Can Anyone Meaningfully Opt-Out of an AI-Driven Future?

By Odia Kane

June 10, 2026

Messaging from Silicon Valley about the omnipresence of AI in everything from our jobs to our personal decisions tells us it’s only a matter of time before AI agents supplant thinking itself. This insistence has pushed people to hop on the “AI train” out of the fear of being left behind, and with little clarity on where their participation will take them. Meanwhile, Big Tech’s aggressive push for an AI-driven world also serves to limit our autonomy and inhibit our ability to challenge their vision. Amid all of this, what does meaningful consent look like? And what would it look like to meaningfully opt out? 

In human subjects research, the informed consent model offers some insight into these questions. Informed consent gives research participants meaningful insight into a study’s objectives, the research procedure, data security processes, and the potential risks and benefits to participation. For nearly all studies, this also includes the right to revoke consent at any time. This means the participant has a sense of the project’s goals and limits, is informed about how their information is stored, and understands that they can stop providing their data. 

But as scientists across a range of disciplines leverage AI-powered technologies to conduct research, their use of AI has complicated human subjects research and challenged the traditional informed consent model. For example, digital biomarker studies combine extracted smartphone data (e.g. geolocation, call logs, screentime, etc.) and machine learning to predict outcomes for various mental health conditions. Examining subjects’ passive and subconscious behavior with smartphones is different than taking a person’s vitals or having them complete a survey; exactly how those algorithmic inferences are made is, for the most part, still a “black box.” In these cases, informed consent is elusive: researchers must explain the risks associated with using AI tools, like inadvertent AI bias in results or a lack of control over how companies might use collected data (for example, a company’s automatic AI transcription of virtual interviews). 

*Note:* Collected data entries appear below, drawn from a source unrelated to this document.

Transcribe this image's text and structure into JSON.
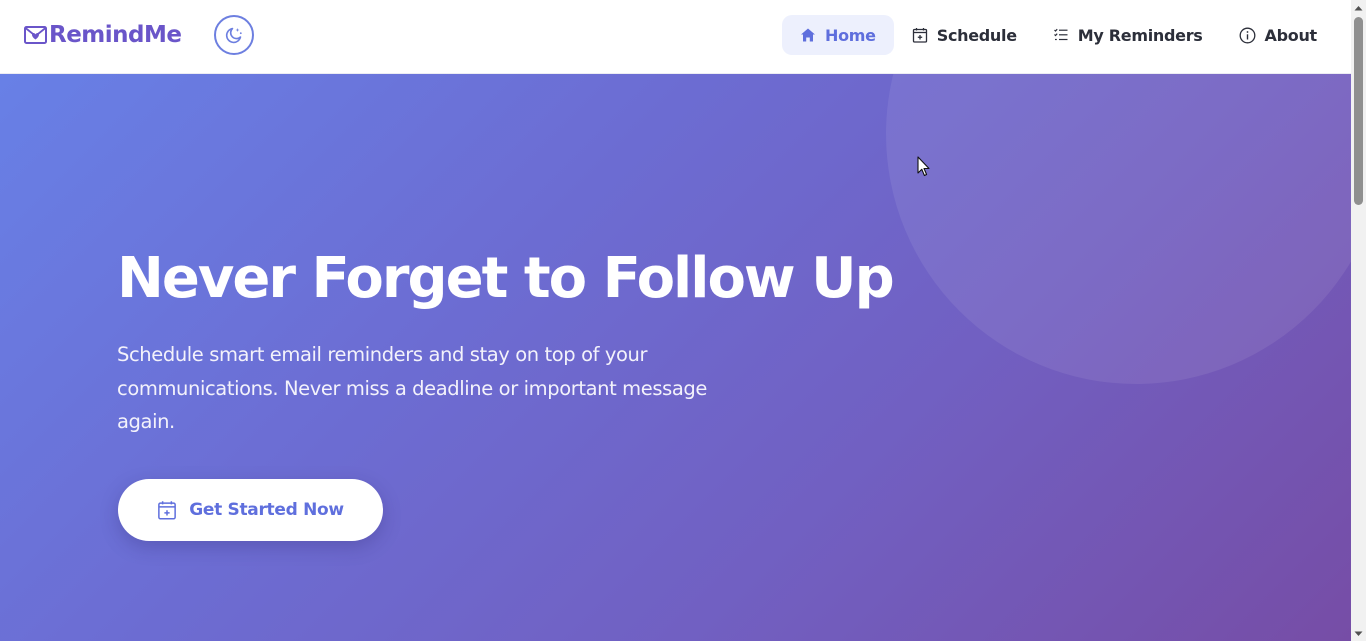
{
  "brand": {
    "name": "RemindMe",
    "accent": "#6a55c9"
  },
  "theme_toggle": {
    "icon": "moon-stars-icon"
  },
  "nav": {
    "active_bg": "#edf0fd",
    "active_color": "#5f6fdd",
    "items": [
      {
        "label": "Home",
        "icon": "home-icon",
        "active": true
      },
      {
        "label": "Schedule",
        "icon": "calendar-plus-icon",
        "active": false
      },
      {
        "label": "My Reminders",
        "icon": "list-check-icon",
        "active": false
      },
      {
        "label": "About",
        "icon": "info-circle-icon",
        "active": false
      }
    ]
  },
  "hero": {
    "title": "Never Forget to Follow Up",
    "subtitle": "Schedule smart email reminders and stay on top of your communications. Never miss a deadline or important message again.",
    "cta_label": "Get Started Now",
    "cta_icon": "calendar-plus-icon",
    "gradient_start": "#6880e6",
    "gradient_end": "#764da6"
  }
}
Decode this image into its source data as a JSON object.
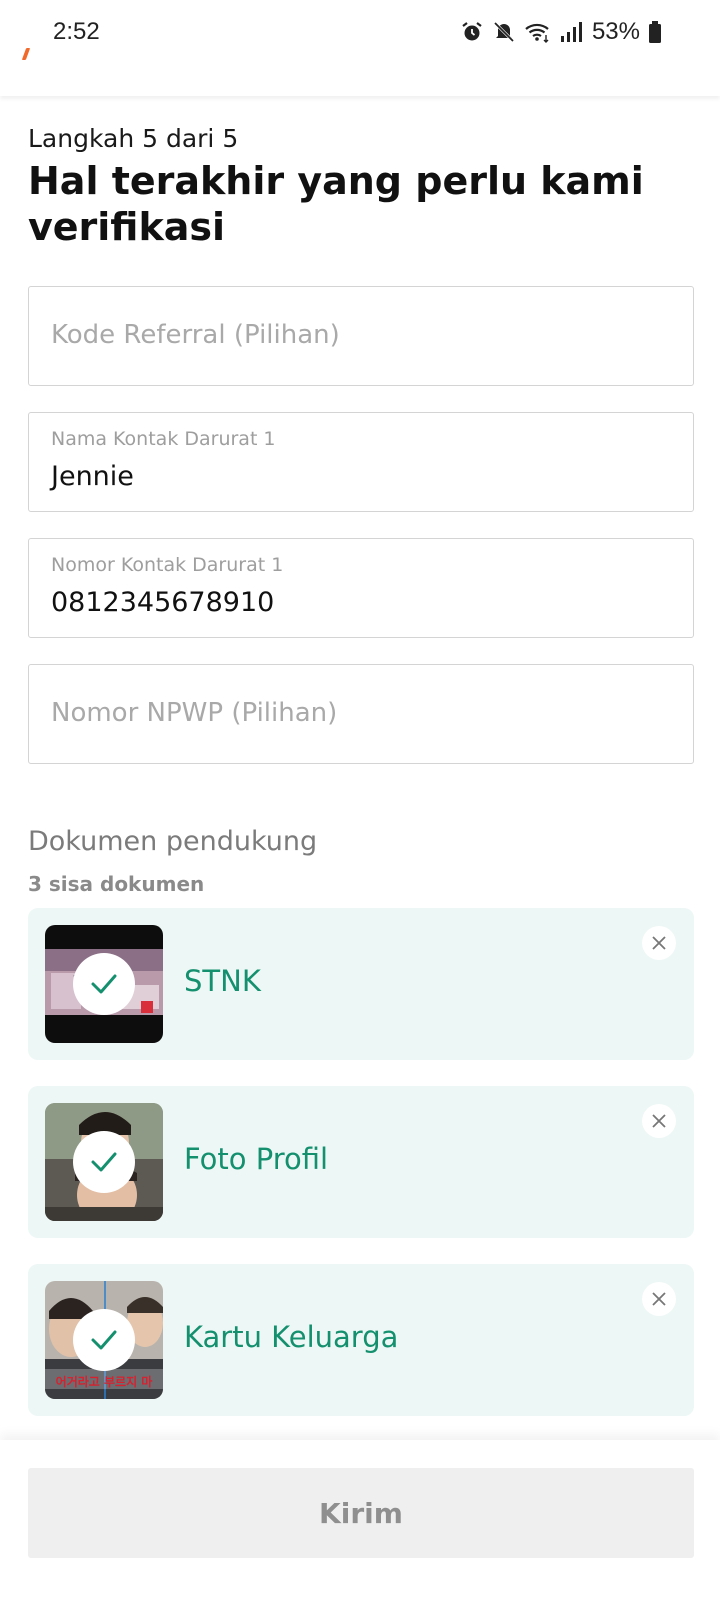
{
  "status_bar": {
    "time": "2:52",
    "battery": "53%"
  },
  "form": {
    "step": "Langkah 5 dari 5",
    "title": "Hal terakhir yang perlu kami verifikasi",
    "fields": [
      {
        "placeholder": "Kode Referral (Pilihan)"
      },
      {
        "label": "Nama Kontak Darurat 1",
        "value": "Jennie"
      },
      {
        "label": "Nomor Kontak Darurat 1",
        "value": "0812345678910"
      },
      {
        "placeholder": "Nomor NPWP (Pilihan)"
      }
    ]
  },
  "documents": {
    "title": "Dokumen pendukung",
    "remaining": "3 sisa dokumen",
    "items": [
      {
        "label": "STNK",
        "status": "uploaded"
      },
      {
        "label": "Foto Profil",
        "status": "uploaded"
      },
      {
        "label": "Kartu Keluarga",
        "status": "uploaded",
        "thumb_text": "어거라고 부르지 마"
      }
    ]
  },
  "actions": {
    "submit_label": "Kirim"
  },
  "colors": {
    "accent": "#14906f",
    "card_bg": "#edf7f5",
    "disabled_bg": "#efefef",
    "brand": "#f26a2a"
  }
}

Outside of the health and research context, governments have wrestled with meaningful opt-out procedures (like the GDPR “right to be forgotten”) and experts have noted how challenging this is to do in practice. For unregulated direct-to-consumer mobile applications or digital services, meaningful opt-out is virtually non-existent. It is well-documented that the majority of internet users do not read disclosures and content-dense Terms and Conditions statements before using new apps. More than ten years ago, Shoshana Zuboff coined the term surveillance capitalism to describe how the use of big data to predict and modify human behavior is leveraged to produce revenue and market control, focusing on Google. Now, as datasets are even larger, and generative AI is used to sell products, influence behaviors, and predict outcomes in nearly every sector, we must ask: Can patients or research subjects be meaningfully informed, meaningfully give consent, and meaningfully revoke consent? Can anyone who uses an AI-powered platform meaningfully control where that information lives, goes, and grows?

Most recommendations to limit excessive data collection hit the proverbial wall when implemented. Let’s consider two common ways to do so. First, commercial entities collect minimal information and allow users to turn off certain settings to prevent that data from being collected. The other option is for users to abstain from use if they want to completely avoid their information being collected or sold. Both options are based on false or incongruent choices. Even if an individual app collected “minimal information,” there are ways to leverage other apps to triangulate that information and fill gaps. For example, a person may turn off geolocation on social media, but it is always on for rideshare apps. The decision to abstain from the use of smartphones (and all of their conveniences) also forces a choice between data privacy and staying connected to one’s community, among other tradeoffs.

As AI is integrated into more studies, it’s more important than ever to preserve informed consent in healthcare and human subjects research. Revamping informed consent processes is not unfamiliar, and the use of AI can push researchers to be better science communicators. For years, long, jargon-filled consent forms have left participants under-informed. Critiques of such forms inspired the development of supplementary materials, such as educational videos that explain the study in more detail. Should AI be used in a research project, it is important for investigators to be explicit about the relevant purposes of its use to the subject. Currently, universities are navigating partnerships with AI companies to both leverage the technology and prevent their institution’s user data from being used for model training. This allows researchers the opportunity to more clearly describe data protection methods and limitations, including the extent to which they can keep data protected from commercial entities.    

At the personal level, users and communities can determine their own boundaries. Some people have embraced “analog bags” as a way to engage in tangible, offline activities and reduce screen time. Others participate in tech-free/no phone gatherings that allow them to redirect focus on building connections in person. White collar workers are also resisting AI adoption. In California,  rideshare drivers have begun to organize against self-driving cars, expressing concerns about displacement and urging more regulation. 

As AI use increases, individuals will make more meaning about where and how AI fits into their lives. The challenge for institutions is retaining ways to obtain and provide meaningful consent for AI use wherever possible. It is also important to remember that we always have a say in our collective futures. These new boundaries in research settings, focused user disengagement, and organized resistance to AI show us there are avenues to meaningfully push back and say “no” — even if fully opting out seems impossible. 

Odia Kane, PhD, MPH, is an ethicist who investigates the appropriate uses of AI and develops frameworks for effective governance of AI systems.